Limite de Horas Extras por Dia: Quantidade máxima de horas extras autorizadas por dia, observando o teto de 2 horas diárias do Art. 59, §1° da CLT (ou limite maior em situações de força maior e serviços inadiáveis do Art. 61 da CLT). O forms-legal.com recomenda especificar o horário máximo de saída (ex.: "até às 20h") para facilitar o controle pelo sistema de ponto.
Adicional de Horas Extras Aplicável: Percentual do adicional de horas extras que será aplicado — mínimo de 50% sobre o valor da hora normal (CLT Art. 59, §3° c/c CF/1988 Art. 7°, XVI), ou percentual superior se previsto em CCT/ACT da categoria; e 100% para domingos e feriados (Súmula 146 do TST). Se as horas extras forem incorporadas a banco de horas (CLT Art. 59, §5°), indicar essa modalidade de compensação.
Assinatura do Gestor Responsável: Assinatura do superior hierárquico do empregado com poderes de gestão, data de emissão da autorização e, quando possível, ciência do empregado. A ciência do empregado na autorização reforça a prova de que a prestação de horas extras foi voluntária e previamente acordada.
Como preencher seu Autorização de Horas Extras — Brasil
Para preencher corretamente a Autorização de Horas Extras no Brasil, siga estas orientações práticas conforme o Art. 59 da CLT e as exigências da Portaria MTP 671/2021.
Passo 1 — Identifique a Necessidade: Antes de emitir a autorização, o gestor deve verificar se a necessidade de horas extras é realmente temporária e excepcional, ou se decorre de subdimensionamento de equipe. Horas extras habituais por mais de 2 anos geram direito a indenização na supressão (Súmula 291 do TST) e podem ser caracterizadas pela AFT como infração trabalhista por exploração habitual da sobreduração da jornada.
Passo 2 — Verifique as Restrições Legais: Confirme que o empregado não está em jornada especial (insalubridade ou periculosidade com restrição de prorrogação por NR ou CCT), não é gestante (CLT Art. 394), não é menor de 18 anos (CLT Art. 413 — horas extras apenas em caso de força maior e reposição de interrupção de trabalho), e que a prorrogação não ultrapassa as 2 horas diárias do Art. 59, §1° da CLT (salvo força maior ou serviços inadiáveis do Art. 61).
Passo 3 — Preencha os Campos de Identificação: Informe nome, matrícula, cargo (CBO), departamento e turno do empregado; razão social, CNPJ e nome do responsável pela autorização. Esses dados devem coincidir com os registros do eSocial.

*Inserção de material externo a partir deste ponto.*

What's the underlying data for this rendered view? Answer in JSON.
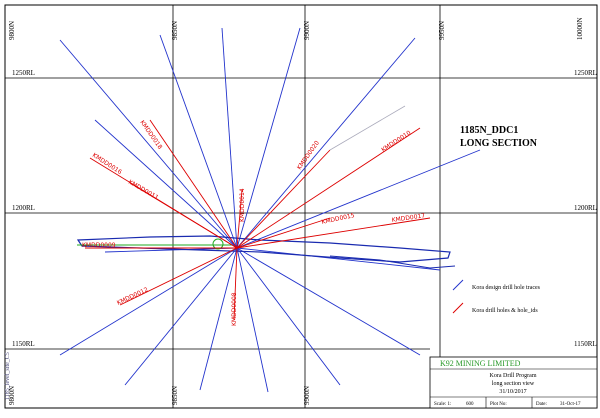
{
  "grid": {
    "columns": [
      "9800N",
      "9850N",
      "9900N",
      "9950N",
      "10000N"
    ],
    "rows": [
      "1250RL",
      "1200RL",
      "1150RL"
    ]
  },
  "section": {
    "title": "1185N_DDC1",
    "subtitle": "LONG SECTION"
  },
  "holes": [
    "KMDD0018",
    "KMDD0016",
    "KMDD0011",
    "KMDD0020",
    "KMDD0010",
    "KMDD0014",
    "KMDD0015",
    "KMDD0017",
    "KMDD0009",
    "KMDD0012",
    "KMDD0008"
  ],
  "legend": [
    "Kora design drill hole traces",
    "Kora drill holes & hole_ids"
  ],
  "side_note": "1185_level_site_C5",
  "title_block": {
    "company": "K92 MINING LIMITED",
    "project": "Kora Drill Program",
    "view": "long section view",
    "date": "31/10/2017",
    "scale_label": "Scale: 1:",
    "scale": "600",
    "plot_label": "Plot No:",
    "date_label": "Date:",
    "plot_date": "31-Oct-17"
  }
}
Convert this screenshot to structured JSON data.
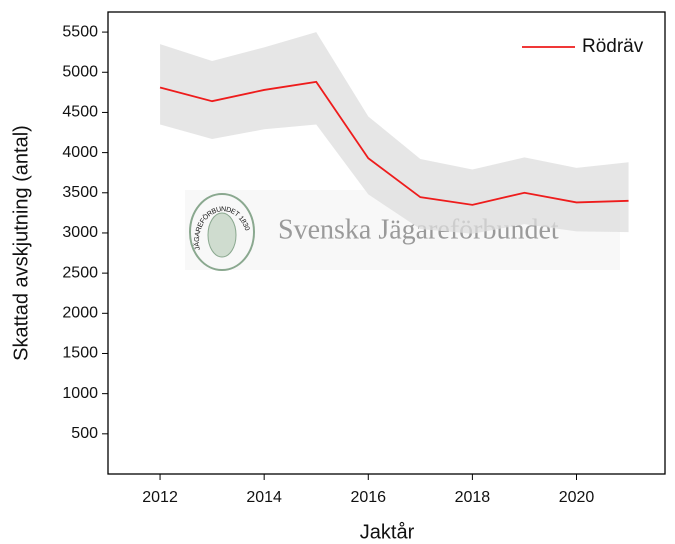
{
  "chart_data": {
    "type": "line",
    "x_label": "Jaktår",
    "y_label": "Skattad avskjutning (antal)",
    "x": [
      2012,
      2013,
      2014,
      2015,
      2016,
      2017,
      2018,
      2019,
      2020,
      2021
    ],
    "series": [
      {
        "name": "Rödräv",
        "color": "#ee1c1c",
        "band_color": "#dedede",
        "values": [
          4810,
          4640,
          4780,
          4880,
          3930,
          3445,
          3350,
          3500,
          3380,
          3400
        ],
        "upper": [
          5350,
          5140,
          5310,
          5500,
          4450,
          3920,
          3790,
          3940,
          3810,
          3880
        ],
        "lower": [
          4350,
          4170,
          4290,
          4350,
          3480,
          3050,
          2990,
          3110,
          3020,
          3010
        ]
      }
    ],
    "xlim": [
      2011,
      2021.7
    ],
    "ylim": [
      0,
      5750
    ],
    "xticks": [
      2012,
      2014,
      2016,
      2018,
      2020
    ],
    "yticks": [
      500,
      1000,
      1500,
      2000,
      2500,
      3000,
      3500,
      4000,
      4500,
      5000,
      5500
    ],
    "legend": "upper right",
    "watermark": "Svenska Jägareförbundet",
    "logo_text": "JÄGAREFÖRBUNDET 1830"
  }
}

Passo 4 — Descreva o Motivo com Precisão: Redija o motivo da prorrogação de forma específica e objetiva, identificando: a atividade que precisa ser concluída; o prazo ou evento que justifica a urgência; e o impacto da não realização das horas extras (prejuízo ao cliente, risco à continuidade do serviço, perda de contrato). Quanto mais específico o motivo, maior a segurança jurídica da autorização.
Passo 5 — Defina o Período e o Limite Diário: Informe data de início, data de término (ou número de dias) e o limite máximo de horas extras por dia (ex.: "até 2 horas por dia, com saída máxima às 19h"). Verifique se as horas extras serão pagas como extras na folha do mês ou incorporadas ao banco de horas (se o empregado tem acordo de banco de horas em vigor).

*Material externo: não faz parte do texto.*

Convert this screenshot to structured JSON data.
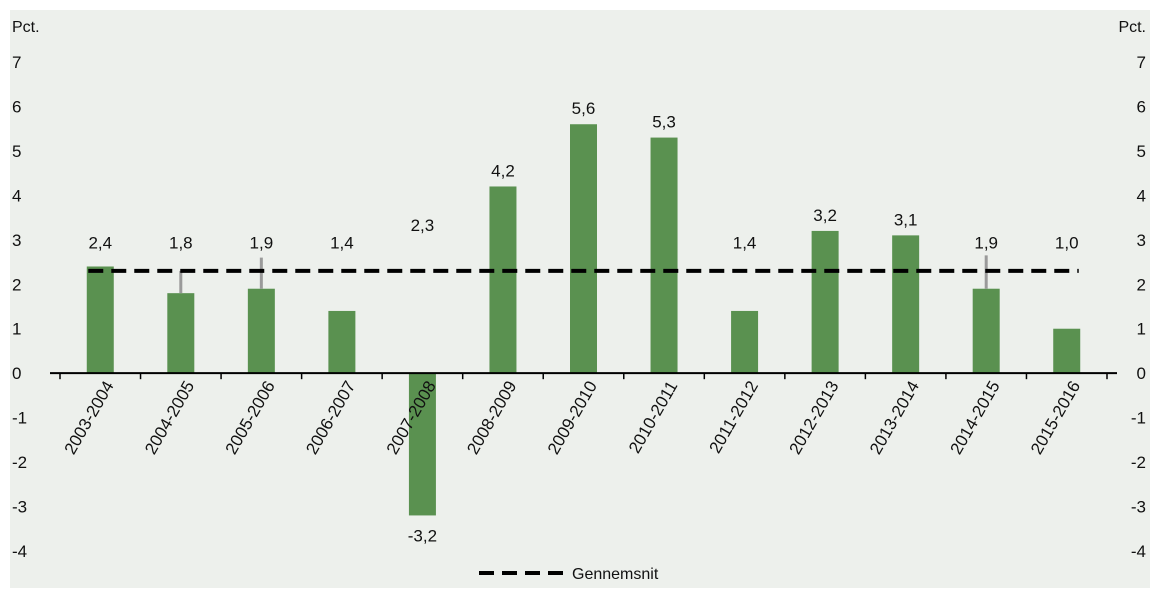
{
  "chart_data": {
    "type": "bar",
    "categories": [
      "2003-2004",
      "2004-2005",
      "2005-2006",
      "2006-2007",
      "2007-2008",
      "2008-2009",
      "2009-2010",
      "2010-2011",
      "2011-2012",
      "2012-2013",
      "2013-2014",
      "2014-2015",
      "2015-2016"
    ],
    "values": [
      2.4,
      1.8,
      1.9,
      1.4,
      -3.2,
      4.2,
      5.6,
      5.3,
      1.4,
      3.2,
      3.1,
      1.9,
      1.0
    ],
    "value_labels": [
      "2,4",
      "1,8",
      "1,9",
      "1,4",
      "-3,2",
      "4,2",
      "5,6",
      "5,3",
      "1,4",
      "3,2",
      "3,1",
      "1,9",
      "1,0"
    ],
    "average": {
      "name": "Gennemsnit",
      "value": 2.3,
      "label": "2,3"
    },
    "error_bars": [
      {
        "category": "2004-2005",
        "from": 1.8,
        "to": 2.3
      },
      {
        "category": "2005-2006",
        "from": 1.9,
        "to": 2.6
      },
      {
        "category": "2014-2015",
        "from": 1.9,
        "to": 2.65
      }
    ],
    "y_left_unit": "Pct.",
    "y_right_unit": "Pct.",
    "ylim": [
      -4,
      7
    ],
    "yticks": [
      -4,
      -3,
      -2,
      -1,
      0,
      1,
      2,
      3,
      4,
      5,
      6,
      7
    ],
    "legend": [
      "Gennemsnit"
    ],
    "legend_position": "bottom-center",
    "grid": false,
    "colors": {
      "bar": "#5a9150",
      "average_line": "#000000",
      "error_bar": "#9a9a9a",
      "background": "#edf0ec"
    }
  }
}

Passo 6 — Assine, Arquive e Comunique ao RH: O gestor assina a autorização, entrega cópia ao RH e ao empregado. O RH registra a autorização no sistema de gestão de pessoal, ajusta o pré-lançamento de folha para o cálculo do adicional de horas extras e garante que o registro eletrônico de ponto (REP) capture corretamente os horários prorrogados. O lançamento no eSocial (S-1200) deve refletir as horas extras efetivamente realizadas, com o adicional correto.

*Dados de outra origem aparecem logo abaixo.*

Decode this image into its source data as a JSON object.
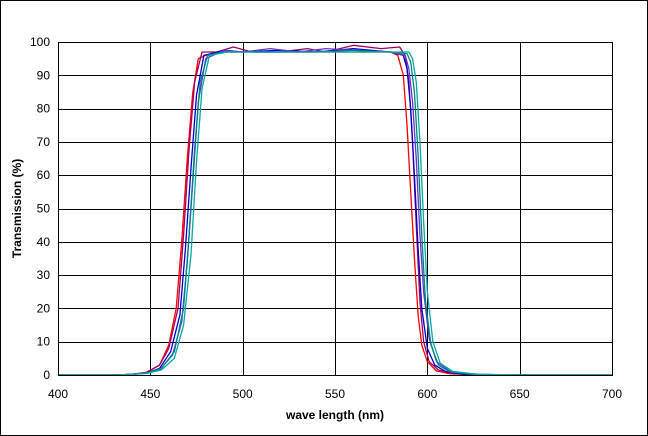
{
  "chart_data": {
    "type": "line",
    "title": "",
    "xlabel": "wave length (nm)",
    "ylabel": "Transmission (%)",
    "xlim": [
      400,
      700
    ],
    "ylim": [
      0,
      100
    ],
    "x_ticks": [
      400,
      450,
      500,
      550,
      600,
      650,
      700
    ],
    "y_ticks": [
      0,
      10,
      20,
      30,
      40,
      50,
      60,
      70,
      80,
      90,
      100
    ],
    "grid": true,
    "legend": "none",
    "series": [
      {
        "color": "#ff0000",
        "points": [
          [
            400,
            0
          ],
          [
            430,
            0
          ],
          [
            440,
            0.2
          ],
          [
            448,
            0.8
          ],
          [
            455,
            3
          ],
          [
            460,
            9
          ],
          [
            464,
            20
          ],
          [
            467,
            40
          ],
          [
            470,
            65
          ],
          [
            473,
            85
          ],
          [
            476,
            95
          ],
          [
            480,
            96
          ],
          [
            490,
            97
          ],
          [
            500,
            97
          ],
          [
            520,
            97
          ],
          [
            540,
            97
          ],
          [
            560,
            97
          ],
          [
            580,
            97
          ],
          [
            584,
            96
          ],
          [
            587,
            90
          ],
          [
            589,
            75
          ],
          [
            591,
            55
          ],
          [
            593,
            35
          ],
          [
            595,
            18
          ],
          [
            597,
            9
          ],
          [
            600,
            4
          ],
          [
            605,
            1.2
          ],
          [
            612,
            0.4
          ],
          [
            630,
            0
          ],
          [
            700,
            0
          ]
        ]
      },
      {
        "color": "#a00060",
        "points": [
          [
            400,
            0
          ],
          [
            430,
            0
          ],
          [
            440,
            0.2
          ],
          [
            448,
            0.8
          ],
          [
            455,
            3
          ],
          [
            460,
            8
          ],
          [
            465,
            20
          ],
          [
            468,
            42
          ],
          [
            471,
            68
          ],
          [
            474,
            88
          ],
          [
            478,
            97
          ],
          [
            486,
            97
          ],
          [
            495,
            98.5
          ],
          [
            505,
            97
          ],
          [
            520,
            97
          ],
          [
            535,
            98
          ],
          [
            545,
            97
          ],
          [
            560,
            99
          ],
          [
            575,
            98
          ],
          [
            585,
            98.5
          ],
          [
            588,
            96
          ],
          [
            590,
            88
          ],
          [
            592,
            70
          ],
          [
            594,
            45
          ],
          [
            596,
            22
          ],
          [
            598,
            10
          ],
          [
            601,
            4
          ],
          [
            606,
            1.5
          ],
          [
            614,
            0.5
          ],
          [
            630,
            0
          ],
          [
            700,
            0
          ]
        ]
      },
      {
        "color": "#0000cc",
        "points": [
          [
            400,
            0
          ],
          [
            430,
            0
          ],
          [
            440,
            0.2
          ],
          [
            448,
            0.6
          ],
          [
            455,
            2
          ],
          [
            461,
            7
          ],
          [
            466,
            18
          ],
          [
            469,
            38
          ],
          [
            472,
            62
          ],
          [
            475,
            84
          ],
          [
            479,
            96
          ],
          [
            490,
            97.5
          ],
          [
            500,
            97
          ],
          [
            520,
            97.5
          ],
          [
            540,
            97
          ],
          [
            560,
            98
          ],
          [
            580,
            97
          ],
          [
            587,
            96
          ],
          [
            589,
            92
          ],
          [
            591,
            80
          ],
          [
            593,
            60
          ],
          [
            595,
            38
          ],
          [
            597,
            20
          ],
          [
            600,
            8
          ],
          [
            604,
            3
          ],
          [
            610,
            1
          ],
          [
            620,
            0.2
          ],
          [
            640,
            0
          ],
          [
            700,
            0
          ]
        ]
      },
      {
        "color": "#6633cc",
        "points": [
          [
            400,
            0
          ],
          [
            430,
            0
          ],
          [
            440,
            0.2
          ],
          [
            448,
            0.5
          ],
          [
            455,
            1.5
          ],
          [
            462,
            6
          ],
          [
            467,
            16
          ],
          [
            470,
            34
          ],
          [
            473,
            58
          ],
          [
            476,
            82
          ],
          [
            480,
            95
          ],
          [
            490,
            97.5
          ],
          [
            500,
            97
          ],
          [
            515,
            98
          ],
          [
            530,
            97
          ],
          [
            545,
            98
          ],
          [
            560,
            97.5
          ],
          [
            580,
            97
          ],
          [
            588,
            96
          ],
          [
            590,
            92
          ],
          [
            592,
            82
          ],
          [
            594,
            65
          ],
          [
            596,
            42
          ],
          [
            598,
            25
          ],
          [
            601,
            11
          ],
          [
            605,
            4
          ],
          [
            612,
            1.2
          ],
          [
            625,
            0.2
          ],
          [
            650,
            0
          ],
          [
            700,
            0
          ]
        ]
      },
      {
        "color": "#008080",
        "points": [
          [
            400,
            0
          ],
          [
            430,
            0
          ],
          [
            440,
            0.2
          ],
          [
            448,
            0.6
          ],
          [
            456,
            2
          ],
          [
            463,
            7
          ],
          [
            468,
            20
          ],
          [
            471,
            42
          ],
          [
            474,
            68
          ],
          [
            477,
            88
          ],
          [
            481,
            96
          ],
          [
            490,
            97
          ],
          [
            500,
            97
          ],
          [
            520,
            97
          ],
          [
            540,
            97
          ],
          [
            560,
            97.5
          ],
          [
            580,
            97
          ],
          [
            589,
            96.5
          ],
          [
            591,
            94
          ],
          [
            593,
            85
          ],
          [
            595,
            66
          ],
          [
            597,
            42
          ],
          [
            599,
            22
          ],
          [
            602,
            9
          ],
          [
            606,
            3
          ],
          [
            612,
            1
          ],
          [
            625,
            0.2
          ],
          [
            650,
            0
          ],
          [
            700,
            0
          ]
        ]
      },
      {
        "color": "#00aaaa",
        "points": [
          [
            400,
            0
          ],
          [
            430,
            0
          ],
          [
            440,
            0.2
          ],
          [
            448,
            0.5
          ],
          [
            456,
            1.5
          ],
          [
            463,
            5
          ],
          [
            468,
            15
          ],
          [
            472,
            36
          ],
          [
            475,
            64
          ],
          [
            478,
            86
          ],
          [
            482,
            96
          ],
          [
            492,
            97
          ],
          [
            500,
            97
          ],
          [
            520,
            97
          ],
          [
            540,
            97
          ],
          [
            560,
            97
          ],
          [
            580,
            97
          ],
          [
            590,
            97
          ],
          [
            592,
            95
          ],
          [
            594,
            88
          ],
          [
            596,
            70
          ],
          [
            598,
            46
          ],
          [
            600,
            25
          ],
          [
            603,
            10
          ],
          [
            607,
            3.5
          ],
          [
            614,
            1
          ],
          [
            628,
            0.2
          ],
          [
            650,
            0
          ],
          [
            700,
            0
          ]
        ]
      }
    ]
  }
}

Requisitos legais para Autorização de Horas Extras — Brasil
A Autorização de Horas Extras no Brasil está sujeita aos seguintes requisitos legais, normativos e jurisprudenciais.
Fundamento Legal (CLT Art. 59): O Art. 59, caput da CLT autoriza a prorrogação da jornada em até 2 horas diárias mediante acordo escrito ou contrato coletivo. O §1° fixa o limite de 2 horas extras por dia. O §3° determina o adicional mínimo de 50% para horas não compensadas. O §5° cria o banco de horas individual. O Art. 61 da CLT autoriza a ultrapassagem do limite de 2 horas extras em caso de força maior, serviços inadiáveis e interrupção do trabalho, com notificação ao sindicato em até 10 dias.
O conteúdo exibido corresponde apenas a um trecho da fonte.